AWS Certified Data Engineer – Associate (DEA-C01) — Question 239
A company has a data processing pipeline that runs multiple SQL queries in sequence against an Amazon Redshift cluster. The company merges with a second company. The original company modifies a query that aggregates sales revenue data to join sales tables from both companies. The sales table for the first company is named Table S1. The sales table for the second company is named Table S2. Table S1 contains 10 billion records. Table S2 contains 900 million records.
The query becomes slow after the modification. A data engineer must improve the query performance.
Which solutions will meet these requirements? (Choose two.)
Answer options
- A. Use the KEY distribution style for both sales tables. Select a low cardinality column to use for the join.
- B. Use the KEY distribution style for both sales tables. Select a high cardinality column to use for the join.
- C. Use the EVEN distribution style for Table S1. Use the ALL distribution style for Table S2.
- D. Use the Amazon Redshift query optimizer to review and select optimizations to implement.
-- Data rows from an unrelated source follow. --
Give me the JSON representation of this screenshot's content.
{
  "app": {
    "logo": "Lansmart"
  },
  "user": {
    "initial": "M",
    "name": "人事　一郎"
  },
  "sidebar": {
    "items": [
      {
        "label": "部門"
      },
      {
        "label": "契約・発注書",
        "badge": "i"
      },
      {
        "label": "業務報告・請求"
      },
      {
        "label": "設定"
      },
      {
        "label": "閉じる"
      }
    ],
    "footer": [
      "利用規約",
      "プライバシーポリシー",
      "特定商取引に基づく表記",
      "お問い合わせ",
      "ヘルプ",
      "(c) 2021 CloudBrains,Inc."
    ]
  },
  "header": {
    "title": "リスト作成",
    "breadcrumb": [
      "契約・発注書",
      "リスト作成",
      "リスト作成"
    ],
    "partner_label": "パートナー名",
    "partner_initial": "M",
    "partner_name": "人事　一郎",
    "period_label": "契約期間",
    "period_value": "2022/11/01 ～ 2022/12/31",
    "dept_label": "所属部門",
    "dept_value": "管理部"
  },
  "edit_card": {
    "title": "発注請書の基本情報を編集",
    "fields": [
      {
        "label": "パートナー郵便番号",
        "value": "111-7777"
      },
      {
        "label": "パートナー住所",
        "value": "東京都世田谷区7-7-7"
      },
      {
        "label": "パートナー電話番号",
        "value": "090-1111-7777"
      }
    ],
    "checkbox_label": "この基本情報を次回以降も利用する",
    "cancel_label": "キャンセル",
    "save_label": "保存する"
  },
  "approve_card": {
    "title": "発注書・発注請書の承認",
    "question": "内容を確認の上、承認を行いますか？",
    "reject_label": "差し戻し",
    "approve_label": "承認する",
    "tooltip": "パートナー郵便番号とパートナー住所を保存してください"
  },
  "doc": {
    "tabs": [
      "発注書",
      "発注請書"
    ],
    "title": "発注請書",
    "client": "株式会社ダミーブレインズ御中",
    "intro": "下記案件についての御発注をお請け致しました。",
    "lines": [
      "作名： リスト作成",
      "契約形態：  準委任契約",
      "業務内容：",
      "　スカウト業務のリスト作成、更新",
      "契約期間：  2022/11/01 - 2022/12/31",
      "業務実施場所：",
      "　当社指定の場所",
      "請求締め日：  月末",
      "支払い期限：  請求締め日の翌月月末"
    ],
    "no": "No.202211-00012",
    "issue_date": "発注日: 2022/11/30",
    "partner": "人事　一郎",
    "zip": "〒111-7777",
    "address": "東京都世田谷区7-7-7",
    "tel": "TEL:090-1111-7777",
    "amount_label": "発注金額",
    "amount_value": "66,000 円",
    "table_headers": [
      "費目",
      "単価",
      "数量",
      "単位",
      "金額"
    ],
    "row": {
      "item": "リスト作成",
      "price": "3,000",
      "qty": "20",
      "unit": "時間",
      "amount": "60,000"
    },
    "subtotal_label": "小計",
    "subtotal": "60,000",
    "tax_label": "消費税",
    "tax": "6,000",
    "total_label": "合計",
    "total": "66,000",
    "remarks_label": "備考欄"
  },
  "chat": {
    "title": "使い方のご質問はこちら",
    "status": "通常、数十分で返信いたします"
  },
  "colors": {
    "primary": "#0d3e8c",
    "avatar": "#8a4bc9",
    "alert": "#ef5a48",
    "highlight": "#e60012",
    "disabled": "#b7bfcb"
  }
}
- E. Use Amazon Redshift Advisor to review and select optimizations to implement.
Correct answer: B, E
Explanation
Choosing option B is correct as using the KEY distribution style with a high cardinality column for the join can reduce data movement and improve performance in joins. Option E is also correct because Amazon Redshift Advisor can provide tailored recommendations for optimizing query performance. Options A, C, and D are incorrect as they either suggest low cardinality, inappropriate distribution styles, or a less effective optimization tool compared to the Advisor.